The irony—or rather, providence—could not have escaped Joseph, a man of God who knew Scripture, that he was leading his dear ones to safety into pagan Egypt, just as another Joseph, who God also spoke to through dreams, had done hundreds of years before.

In Reed of God, English mystic Houselander speculates that perhaps the Gifts of the Magi were used by Joseph to sell and purchase tools in order to earn a living while in Egypt (though according to some, Mary kept the myrrh for Jesus’ burial). Houselander, in her brilliant way of relating the Gospel to the everyday, also writes:

Everywhere the flight into Egypt goes on: the little home is forsaken, the child in peril, the innocents slain; everywhere the refugees—Jesus, Mary, Joseph—come to us: strangers, foreigners in a strange land from every country… For them all, Our Lady has answered, long ago: “Be it done unto me.”

From the Flight to Egypt, this call to mercy for refugees and the stranger is unmistakable, and one of those things that haunts me. It’s something I don’t pray enough about, and don’t do much about. It makes me uncomfortable in the best sense– something I know I need to listen to and act on.

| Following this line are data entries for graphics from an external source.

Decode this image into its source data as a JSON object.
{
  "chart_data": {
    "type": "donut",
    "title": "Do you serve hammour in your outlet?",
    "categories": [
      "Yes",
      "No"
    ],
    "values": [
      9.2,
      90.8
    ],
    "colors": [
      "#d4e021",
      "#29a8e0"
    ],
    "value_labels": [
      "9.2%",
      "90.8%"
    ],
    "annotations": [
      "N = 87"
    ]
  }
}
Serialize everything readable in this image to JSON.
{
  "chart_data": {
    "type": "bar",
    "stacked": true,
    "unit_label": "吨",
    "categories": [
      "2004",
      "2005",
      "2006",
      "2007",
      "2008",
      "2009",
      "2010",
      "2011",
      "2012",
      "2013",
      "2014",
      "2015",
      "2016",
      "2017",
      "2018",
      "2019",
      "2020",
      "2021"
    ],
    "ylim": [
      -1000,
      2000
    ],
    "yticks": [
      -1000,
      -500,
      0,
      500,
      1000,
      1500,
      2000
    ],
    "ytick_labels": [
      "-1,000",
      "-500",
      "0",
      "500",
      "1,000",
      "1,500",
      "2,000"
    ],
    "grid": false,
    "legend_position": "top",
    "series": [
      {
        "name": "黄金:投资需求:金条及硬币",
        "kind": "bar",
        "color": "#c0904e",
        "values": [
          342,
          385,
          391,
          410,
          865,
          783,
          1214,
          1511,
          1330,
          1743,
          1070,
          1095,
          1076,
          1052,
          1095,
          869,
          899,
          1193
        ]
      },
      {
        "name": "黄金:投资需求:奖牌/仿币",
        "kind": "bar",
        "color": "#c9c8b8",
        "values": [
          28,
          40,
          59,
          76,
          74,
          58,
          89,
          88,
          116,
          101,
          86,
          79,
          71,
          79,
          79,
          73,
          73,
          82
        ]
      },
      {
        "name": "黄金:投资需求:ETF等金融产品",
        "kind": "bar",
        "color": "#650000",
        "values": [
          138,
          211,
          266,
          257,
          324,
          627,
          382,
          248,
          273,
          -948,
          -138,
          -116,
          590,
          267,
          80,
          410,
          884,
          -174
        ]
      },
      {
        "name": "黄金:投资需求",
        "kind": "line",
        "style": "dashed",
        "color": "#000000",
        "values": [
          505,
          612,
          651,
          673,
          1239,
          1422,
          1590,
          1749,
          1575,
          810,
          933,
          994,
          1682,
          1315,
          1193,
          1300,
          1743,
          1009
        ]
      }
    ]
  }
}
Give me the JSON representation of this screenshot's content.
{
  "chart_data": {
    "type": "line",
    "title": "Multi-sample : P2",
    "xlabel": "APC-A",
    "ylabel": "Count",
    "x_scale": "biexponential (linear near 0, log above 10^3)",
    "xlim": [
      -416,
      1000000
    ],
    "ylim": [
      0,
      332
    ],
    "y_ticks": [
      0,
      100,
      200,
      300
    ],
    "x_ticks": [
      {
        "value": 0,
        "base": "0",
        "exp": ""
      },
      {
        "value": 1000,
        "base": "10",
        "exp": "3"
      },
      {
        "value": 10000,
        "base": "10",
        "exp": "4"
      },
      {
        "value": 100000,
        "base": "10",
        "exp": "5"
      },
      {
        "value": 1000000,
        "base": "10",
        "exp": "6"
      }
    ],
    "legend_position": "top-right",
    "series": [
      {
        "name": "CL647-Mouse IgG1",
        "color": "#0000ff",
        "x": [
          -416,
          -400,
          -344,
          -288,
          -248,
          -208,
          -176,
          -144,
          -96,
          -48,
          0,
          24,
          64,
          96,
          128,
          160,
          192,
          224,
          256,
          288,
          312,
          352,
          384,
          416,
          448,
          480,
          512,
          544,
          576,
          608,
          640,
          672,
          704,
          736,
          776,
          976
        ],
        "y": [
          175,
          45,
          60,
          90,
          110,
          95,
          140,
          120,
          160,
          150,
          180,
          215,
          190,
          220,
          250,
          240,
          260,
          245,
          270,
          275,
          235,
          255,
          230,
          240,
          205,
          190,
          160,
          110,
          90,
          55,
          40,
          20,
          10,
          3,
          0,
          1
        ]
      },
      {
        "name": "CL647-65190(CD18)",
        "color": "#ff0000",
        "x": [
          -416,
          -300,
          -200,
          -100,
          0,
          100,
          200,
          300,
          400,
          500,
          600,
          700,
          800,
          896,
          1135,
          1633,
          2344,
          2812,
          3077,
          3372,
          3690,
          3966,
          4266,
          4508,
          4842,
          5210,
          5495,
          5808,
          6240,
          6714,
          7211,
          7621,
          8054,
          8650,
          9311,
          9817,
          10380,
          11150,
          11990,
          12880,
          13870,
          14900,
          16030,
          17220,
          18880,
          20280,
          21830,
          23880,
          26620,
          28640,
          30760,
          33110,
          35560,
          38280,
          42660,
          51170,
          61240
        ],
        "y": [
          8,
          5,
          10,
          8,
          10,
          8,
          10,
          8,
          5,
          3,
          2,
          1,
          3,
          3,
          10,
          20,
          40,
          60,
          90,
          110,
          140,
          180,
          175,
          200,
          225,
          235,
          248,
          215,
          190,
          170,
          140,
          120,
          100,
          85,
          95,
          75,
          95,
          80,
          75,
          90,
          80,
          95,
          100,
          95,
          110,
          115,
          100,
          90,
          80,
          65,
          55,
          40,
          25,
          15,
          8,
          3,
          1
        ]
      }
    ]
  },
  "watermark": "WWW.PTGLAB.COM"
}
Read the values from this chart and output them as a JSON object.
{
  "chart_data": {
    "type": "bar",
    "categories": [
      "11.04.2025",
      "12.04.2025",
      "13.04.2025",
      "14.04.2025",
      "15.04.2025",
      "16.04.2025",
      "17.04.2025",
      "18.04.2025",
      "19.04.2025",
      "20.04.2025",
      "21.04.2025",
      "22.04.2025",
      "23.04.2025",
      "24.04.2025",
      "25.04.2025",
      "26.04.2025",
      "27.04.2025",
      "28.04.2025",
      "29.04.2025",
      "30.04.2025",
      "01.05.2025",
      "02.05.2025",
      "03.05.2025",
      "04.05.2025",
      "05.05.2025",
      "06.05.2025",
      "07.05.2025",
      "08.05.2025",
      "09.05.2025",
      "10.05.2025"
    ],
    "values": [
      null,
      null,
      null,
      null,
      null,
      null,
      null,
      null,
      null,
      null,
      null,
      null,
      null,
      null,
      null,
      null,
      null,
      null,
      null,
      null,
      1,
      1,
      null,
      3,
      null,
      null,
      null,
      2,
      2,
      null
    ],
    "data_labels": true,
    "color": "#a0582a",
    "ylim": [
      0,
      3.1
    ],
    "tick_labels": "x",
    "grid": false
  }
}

Yet there is one aspect of the Flight that I can relate to: being told to “go” and “do” without a lot of details. Anyone who has ever been told, led in prayer, or forced to set out on a journey has faced the unknown. My husband often says that following God is like walking through a fog— backwards. We all have the opportunity to make our Flight into Egypt: to listen, pick up our mats, and walk. And without asking a lot of why’s and how’s. To carry only the unanticipated gifts God has given us, and to trust that He has given us just what we need.